A wireless handheld device made by Bruin Biometrics to assess patients who are at increased risk of pressure ulcers has been granted U.S. Food and Drug Administration (FDA) marketing authorization, according to a release.

The FDA granted marketing authorization for the scanner, in part due to data from a clinical study that assessed the performance of the scanner compared to visual skin assessment by nurses, examining 182 at-risk patients at 12 hospitals and nursing facilities in the U.S. and U.K.

The study found that the SEM Scanner detected pressure ulcers an average of five days before a nurse’s visual skin assessment.

>> READ: FDA Bets on Real-World Evidence

The SEM Scanner is intended to be used as an adjunct to the standard of care and, according to the release, is the world’s first FDA-authorized device to objectively alert clinicians to specific anatomical areas of a patient’s body that are at increased risk for developing pressure damage.

“Having anatomically specific risk information gives nurses valuable advance notice to institute additional preventive treatment tailored to a patient’s unique needs,” said Ruth Bryant, Ph.D., SEM Scanner study investigator and author of “Acute & Chronic Wounds.”

Readings from the SEM Scanner provide objective clinical information that directs clinicians to areas at risk of developing pressure ulcers, or bed sores, before damage is visible.

“Objective, scientific data from the SEM Scanner can give clinicians the confidence to take action and intervene with methods to prevent pressure ulcers,” said Barbara-Bates-Jensen, M.N., Ph.D., a professor at the UCLA School of Nursing and the David Geffen School of Medicine and co-inventor of the SEM Scanner.

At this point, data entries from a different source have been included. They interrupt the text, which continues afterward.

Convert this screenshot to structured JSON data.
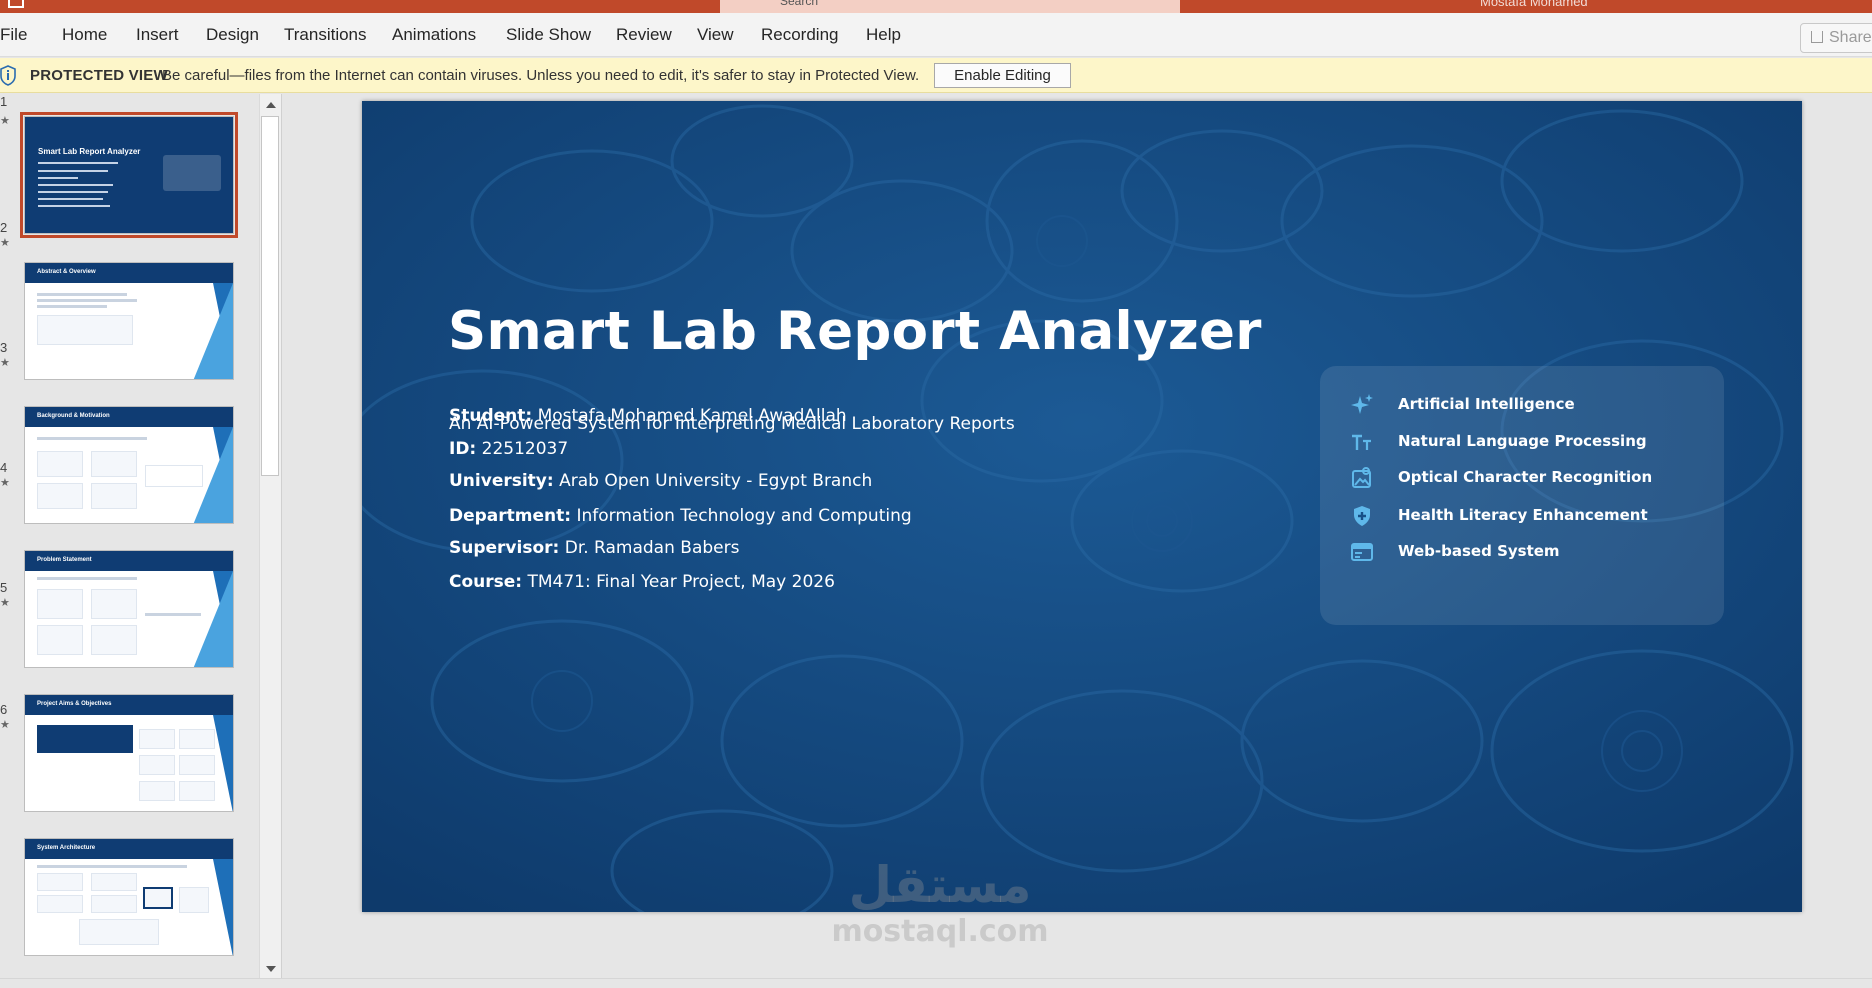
{
  "colors": {
    "accent": "#c0492a",
    "slide_bg": "#174f87",
    "protected_bar": "#fdf6c9"
  },
  "titlebar": {
    "search_placeholder": "Search",
    "user_name": "Mostafa Mohamed"
  },
  "ribbon": {
    "tabs": [
      "File",
      "Home",
      "Insert",
      "Design",
      "Transitions",
      "Animations",
      "Slide Show",
      "Review",
      "View",
      "Recording",
      "Help"
    ],
    "share_label": "Share"
  },
  "protected_view": {
    "label": "PROTECTED VIEW",
    "message": "Be careful—files from the Internet can contain viruses. Unless you need to edit, it's safer to stay in Protected View.",
    "button": "Enable Editing"
  },
  "thumbnails": [
    {
      "num": "1",
      "title": "Smart Lab Report Analyzer",
      "active": true
    },
    {
      "num": "2",
      "title": "Abstract & Overview"
    },
    {
      "num": "3",
      "title": "Background & Motivation"
    },
    {
      "num": "4",
      "title": "Problem Statement"
    },
    {
      "num": "5",
      "title": "Project Aims & Objectives"
    },
    {
      "num": "6",
      "title": "System Architecture"
    }
  ],
  "slide": {
    "title": "Smart Lab Report Analyzer",
    "subtitle": "An AI-Powered System for Interpreting Medical Laboratory Reports",
    "fields": [
      {
        "label": "Student:",
        "value": "Mostafa Mohamed Kamel AwadAllah"
      },
      {
        "label": "ID:",
        "value": "22512037"
      },
      {
        "label": "University:",
        "value": "Arab Open University - Egypt Branch"
      },
      {
        "label": "Department:",
        "value": "Information Technology and Computing"
      },
      {
        "label": "Supervisor:",
        "value": "Dr. Ramadan Babers"
      },
      {
        "label": "Course:",
        "value": "TM471: Final Year Project, May 2026"
      }
    ],
    "features": [
      {
        "icon": "sparkle-icon",
        "label": "Artificial Intelligence"
      },
      {
        "icon": "text-size-icon",
        "label": "Natural Language Processing"
      },
      {
        "icon": "image-scan-icon",
        "label": "Optical Character Recognition"
      },
      {
        "icon": "shield-plus-icon",
        "label": "Health Literacy Enhancement"
      },
      {
        "icon": "browser-window-icon",
        "label": "Web-based System"
      }
    ]
  },
  "watermark": {
    "arabic": "مستقل",
    "latin": "mostaql.com"
  }
}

Early interventions can reverse the effects of tissue damage and prevent injuries from breaking through the skin.

Currently, decision making relies on assessing a patient’s overall risk of developing pressure ulcers and then completing a subjective skin and tissue assessment. The problem with this method, though, is that clinicians do not know where the risk is building until the damage is already visible at the skin’s surface. And once these pressure ulcers are visible, tissue damage has already occurred.

In the U.S., more than 2.5 million people develop pressure ulcers annually, and 60,000 Americans die each year from complications from them, at an annual cost of up to $11.6 billion to the U.S. healthcare system.

The SEM Scanner is in full commercial use in Canada and the European Union.